The morning after the fight, when the prisoners were drawn up in line, it was truly amusing to see the men of the two Maryland regiments greet each other. “Why, if there ain’t my brother Bill;” “And there’s my cousin Jim,” could be heard, whilst nearly all recognized old friends and acquaintances, whom they greeted cordially, and divided with them the rations which had just changed hands.

The kindest attention was shown the wounded officers and men, the former being paroled, and allowed to accept the invitation of the citizens to accompany them to their homes, where they were provided with all they required. And whilst we were thus treating our enemies in the field, the cowardly ruffians in Baltimore, who had remained at home, were brutally assaulting every citizen there suspected of sympathizing with the people of the South in their struggle for independence, because some poltroon, who had deserted his companions at the first fire, reported they had been murdered in cold blood to a man after having surrendered themselves.
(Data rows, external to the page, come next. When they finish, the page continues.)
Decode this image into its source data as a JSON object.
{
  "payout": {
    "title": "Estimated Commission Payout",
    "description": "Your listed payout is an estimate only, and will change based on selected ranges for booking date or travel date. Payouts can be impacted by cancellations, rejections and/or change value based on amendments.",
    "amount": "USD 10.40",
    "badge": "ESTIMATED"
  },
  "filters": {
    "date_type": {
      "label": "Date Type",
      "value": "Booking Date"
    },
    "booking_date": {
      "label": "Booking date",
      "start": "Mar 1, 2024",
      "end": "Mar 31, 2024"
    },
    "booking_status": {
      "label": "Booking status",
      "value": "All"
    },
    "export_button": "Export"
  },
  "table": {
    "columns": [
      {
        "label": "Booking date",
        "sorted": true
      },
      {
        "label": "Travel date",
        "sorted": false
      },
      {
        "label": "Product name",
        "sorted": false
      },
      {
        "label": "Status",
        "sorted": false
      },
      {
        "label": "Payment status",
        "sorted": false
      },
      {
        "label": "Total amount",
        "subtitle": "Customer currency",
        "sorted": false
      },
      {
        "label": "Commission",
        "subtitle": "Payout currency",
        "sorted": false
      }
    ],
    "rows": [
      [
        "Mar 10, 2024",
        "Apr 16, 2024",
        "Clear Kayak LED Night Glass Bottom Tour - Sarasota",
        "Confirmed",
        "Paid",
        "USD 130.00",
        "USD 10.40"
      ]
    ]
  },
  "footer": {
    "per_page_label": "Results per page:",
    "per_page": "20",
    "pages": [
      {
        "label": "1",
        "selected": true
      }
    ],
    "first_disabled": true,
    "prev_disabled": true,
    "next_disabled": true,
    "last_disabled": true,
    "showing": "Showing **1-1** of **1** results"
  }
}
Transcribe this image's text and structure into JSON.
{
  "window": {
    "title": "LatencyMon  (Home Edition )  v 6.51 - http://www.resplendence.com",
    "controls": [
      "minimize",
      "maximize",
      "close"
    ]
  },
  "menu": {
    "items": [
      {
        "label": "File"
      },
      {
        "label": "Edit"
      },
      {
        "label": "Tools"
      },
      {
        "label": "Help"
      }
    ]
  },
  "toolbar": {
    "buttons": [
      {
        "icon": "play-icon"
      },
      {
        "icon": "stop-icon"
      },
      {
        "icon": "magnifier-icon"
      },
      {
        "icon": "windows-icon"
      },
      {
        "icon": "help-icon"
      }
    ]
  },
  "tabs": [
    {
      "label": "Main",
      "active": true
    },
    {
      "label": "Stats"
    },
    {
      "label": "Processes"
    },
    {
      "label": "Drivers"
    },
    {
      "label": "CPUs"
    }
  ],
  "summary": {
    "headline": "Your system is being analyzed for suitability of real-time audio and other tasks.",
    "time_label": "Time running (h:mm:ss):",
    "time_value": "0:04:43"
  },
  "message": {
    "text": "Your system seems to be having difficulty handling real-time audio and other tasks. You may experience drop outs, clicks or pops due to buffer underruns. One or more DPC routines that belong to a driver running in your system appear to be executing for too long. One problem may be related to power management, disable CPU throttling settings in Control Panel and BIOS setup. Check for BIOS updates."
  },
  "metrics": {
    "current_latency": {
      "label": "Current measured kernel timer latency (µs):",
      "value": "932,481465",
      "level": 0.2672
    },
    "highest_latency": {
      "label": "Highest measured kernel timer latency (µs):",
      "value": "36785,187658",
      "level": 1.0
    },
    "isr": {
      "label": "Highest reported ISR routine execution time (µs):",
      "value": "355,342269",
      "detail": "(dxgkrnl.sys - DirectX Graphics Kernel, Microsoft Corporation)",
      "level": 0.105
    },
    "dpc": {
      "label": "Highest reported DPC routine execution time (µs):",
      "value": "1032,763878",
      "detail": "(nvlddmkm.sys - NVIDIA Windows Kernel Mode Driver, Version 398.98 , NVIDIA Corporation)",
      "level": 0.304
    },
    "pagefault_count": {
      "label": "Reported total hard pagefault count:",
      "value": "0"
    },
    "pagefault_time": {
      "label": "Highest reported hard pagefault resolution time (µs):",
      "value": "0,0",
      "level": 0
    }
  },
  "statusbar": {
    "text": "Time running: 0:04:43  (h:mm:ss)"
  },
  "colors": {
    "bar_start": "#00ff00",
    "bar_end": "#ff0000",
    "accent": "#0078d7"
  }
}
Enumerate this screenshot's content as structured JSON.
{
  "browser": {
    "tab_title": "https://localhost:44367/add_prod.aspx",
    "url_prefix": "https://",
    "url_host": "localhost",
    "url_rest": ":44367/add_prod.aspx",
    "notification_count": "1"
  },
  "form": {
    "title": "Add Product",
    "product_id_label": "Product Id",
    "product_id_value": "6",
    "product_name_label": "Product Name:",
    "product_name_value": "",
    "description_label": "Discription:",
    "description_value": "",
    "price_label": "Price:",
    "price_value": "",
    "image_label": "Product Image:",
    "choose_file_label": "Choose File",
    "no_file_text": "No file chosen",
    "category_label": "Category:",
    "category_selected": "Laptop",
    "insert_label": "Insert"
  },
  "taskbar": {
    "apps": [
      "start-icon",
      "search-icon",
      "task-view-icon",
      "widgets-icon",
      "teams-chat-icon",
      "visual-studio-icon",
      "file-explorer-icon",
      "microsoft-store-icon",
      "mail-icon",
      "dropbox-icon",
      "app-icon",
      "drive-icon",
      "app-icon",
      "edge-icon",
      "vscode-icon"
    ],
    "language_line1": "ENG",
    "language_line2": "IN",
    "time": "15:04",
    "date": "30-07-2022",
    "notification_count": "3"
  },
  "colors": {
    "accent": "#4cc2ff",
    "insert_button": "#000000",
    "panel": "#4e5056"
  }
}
The officers of the First Maryland Confederate called upon those of the First Maryland Federal, and offered them any assistance in their power, and in some instances it was thankfully accepted. Colonel Kenly was quite badly wounded, by either a pistol ball or a sabre cut, in the head, and at the time that I saw him appeared to be suffering much mental depression, caused by his misfortune. His wound he seemed to care but little for; but, as he paced the floor, would, from time to time, bend over his adjutant, Tarr, who was desperately wounded, and gaze anxiously in his face.